Reputation: 9206
I expect x to converge to 0, which is minimum of x*x. But this doesn't happen. What am I doing wrong in this small sample code:
import torch
from torch.autograd import Variable
tns = torch.FloatTensor([3])
x = Variable(tns, requires_grad=True)
z = x*x
opt = torch.optim.Adam([x], lr=.01, betas=(0.5, 0.999))
for i in range(3000):
z.backward(retain_graph=True) # Calculate gradients
opt.step()
print(x)
Upvotes: 3
Views: 1781
Reputation: 1938
The problem you have is that you don't zero the gradients when you are calculating each loop. Instead, by setting retain_graph=True
and not calling opt.zero_grad()
at each step of the loop you are actually adding the gradients calculated to ALL previous gradients calculated.
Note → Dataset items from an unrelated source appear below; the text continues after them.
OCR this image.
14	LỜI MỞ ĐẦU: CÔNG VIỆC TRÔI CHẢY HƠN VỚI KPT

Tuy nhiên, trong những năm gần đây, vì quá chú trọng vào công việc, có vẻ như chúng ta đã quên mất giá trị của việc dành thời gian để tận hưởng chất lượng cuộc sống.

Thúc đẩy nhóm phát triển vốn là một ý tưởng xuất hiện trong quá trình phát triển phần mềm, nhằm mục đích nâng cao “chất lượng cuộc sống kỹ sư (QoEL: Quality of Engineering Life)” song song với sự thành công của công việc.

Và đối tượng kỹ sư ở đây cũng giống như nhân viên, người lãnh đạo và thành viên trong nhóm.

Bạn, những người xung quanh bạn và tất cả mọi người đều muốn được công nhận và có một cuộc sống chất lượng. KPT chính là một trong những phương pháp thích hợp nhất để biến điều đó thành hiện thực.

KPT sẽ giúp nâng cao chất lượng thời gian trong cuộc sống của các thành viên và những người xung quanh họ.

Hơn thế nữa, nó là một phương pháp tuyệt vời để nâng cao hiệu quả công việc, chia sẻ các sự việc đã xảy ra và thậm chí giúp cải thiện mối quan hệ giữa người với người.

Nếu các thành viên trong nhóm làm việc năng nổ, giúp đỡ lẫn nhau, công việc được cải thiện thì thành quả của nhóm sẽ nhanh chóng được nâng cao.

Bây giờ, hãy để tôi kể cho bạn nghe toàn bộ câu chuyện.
So instead of taking a step in gradient descent, you are taking a step with respect to all accumulated gradients which is certainly NOT what you want.
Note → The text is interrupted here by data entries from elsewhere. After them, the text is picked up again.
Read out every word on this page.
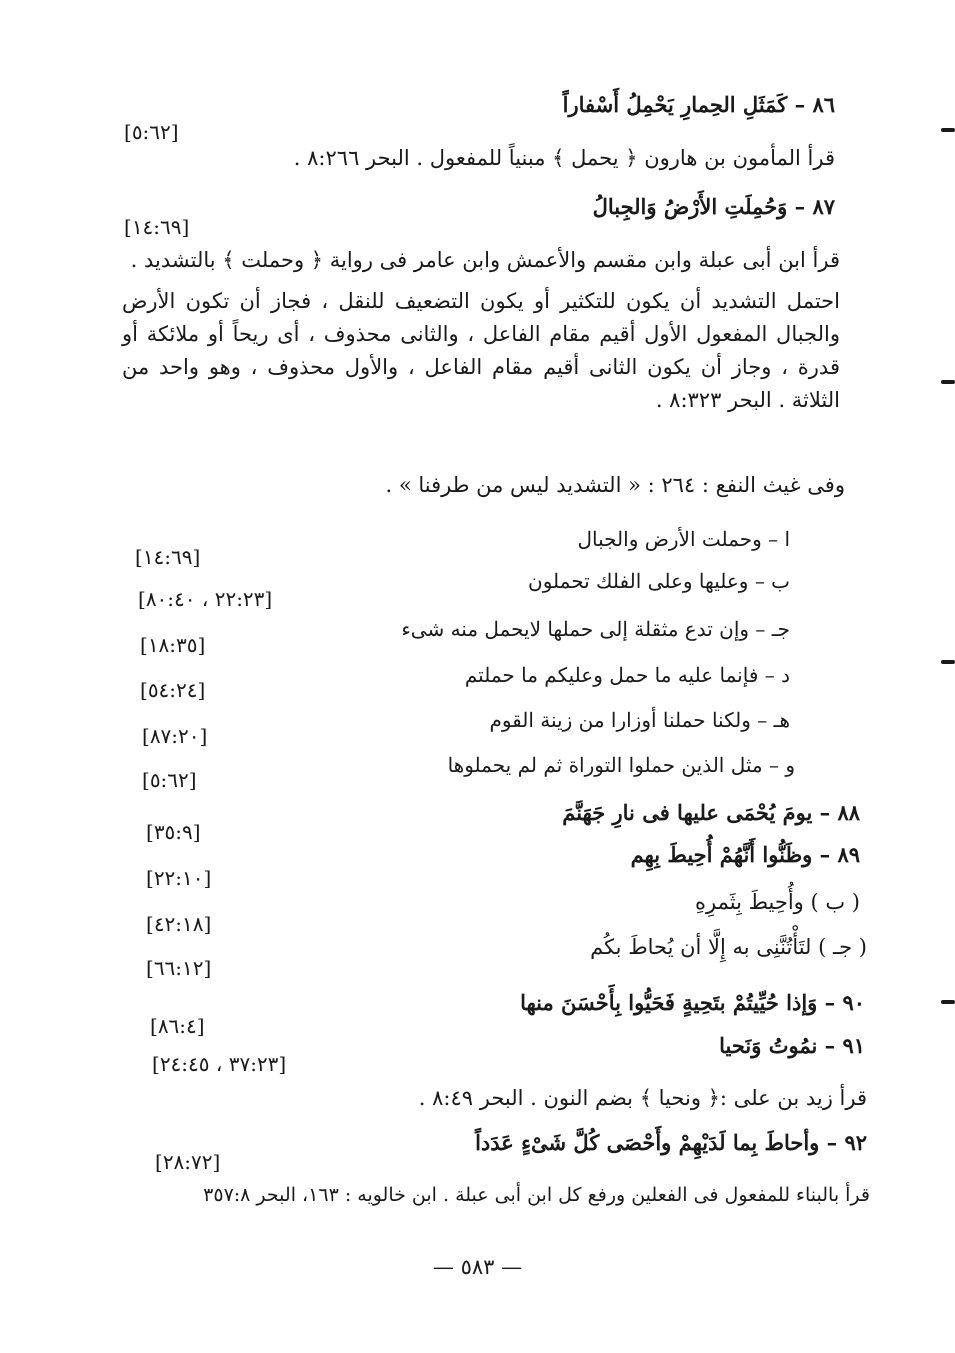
٨٦ – كَمَثَلِ الحِمارِ يَحْمِلُ أَسْفاراً
[٥:٦٢]
قرأ المأمون بن هارون ﴿ يحمل ﴾ مبنياً للمفعول . البحر ٨:٢٦٦ .
٨٧ – وَحُمِلَتِ الأَرْضُ وَالجِبالُ
[١٤:٦٩]
قرأ ابن أبى عبلة وابن مقسم والأعمش وابن عامر فى رواية ﴿ وحملت ﴾ بالتشديد .
احتمل التشديد أن يكون للتكثير أو يكون التضعيف للنقل ، فجاز أن تكون الأرض والجبال المفعول الأول أقيم مقام الفاعل ، والثانى محذوف ، أى ريحاً أو ملائكة أو قدرة ، وجاز أن يكون الثانى أقيم مقام الفاعل ، والأول محذوف ، وهو واحد من الثلاثة . البحر ٨:٣٢٣ .
وفى غيث النفع : ٢٦٤ : « التشديد ليس من طرفنا » .
ا – وحملت الأرض والجبال
[١٤:٦٩]
ب – وعليها وعلى الفلك تحملون
[٢٢:٢٣ ، ٨٠:٤٠]
جـ – وإن تدع مثقلة إلى حملها لايحمل منه شىء
[١٨:٣٥]
د – فإنما عليه ما حمل وعليكم ما حملتم
[٥٤:٢٤]
هـ – ولكنا حملنا أوزارا من زينة القوم
[٨٧:٢٠]
و – مثل الذين حملوا التوراة ثم لم يحملوها
[٥:٦٢]
٨٨ – يومَ يُحْمَى عليها فى نارِ جَهَنَّمَ
[٣٥:٩]
٨٩ – وظَنُّوا أَنَّهُمْ أُحِيطَ بِهِم
[٢٢:١٠]
( ب ) وأُحِيطَ بِثَمرِهِ
[٤٢:١٨]
( جـ ) لتَأْتُنَّنِى به إِلَّا أن يُحاطَ بكُم
[٦٦:١٢]
٩٠ – وَإذا حُيِّيتُمْ بتَحِيةٍ فَحَيُّوا بِأَحْسَنَ منها
[٨٦:٤]
٩١ – نمُوتُ وَنَحيا
[٣٧:٢٣ ، ٢٤:٤٥]
قرأ زيد بن على :﴿ ونحيا ﴾ بضم النون . البحر ٨:٤٩ .
٩٢ – وأحاطَ بِما لَدَيْهِمْ وأَحْصَى كُلَّ شَىْءٍ عَدَداً
[٢٨:٧٢]
قرأ بالبناء للمفعول فى الفعلين ورفع كل ابن أبى عبلة . ابن خالويه : ١٦٣، البحر ٣٥٧:٨
— ٥٨٣ —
You should instead make sure to call opt.zero_grad()
at the beginning of your loop, and move the z=x*x
inside your loop so that you don't have to retain_graph
.
I made these slight modifications:
import torch
from torch.autograd import Variable
tns = torch.FloatTensor([3])
x = Variable(tns, requires_grad=True)
opt = torch.optim.Adam([x], lr=.01, betas=(0.5, 0.999))
for i in range(3000):
opt.zero_grad()
z = x*x
z.backward() # Calculate gradients
opt.step()
print(x)
And my final x
is 1e-25
.
Upvotes: 5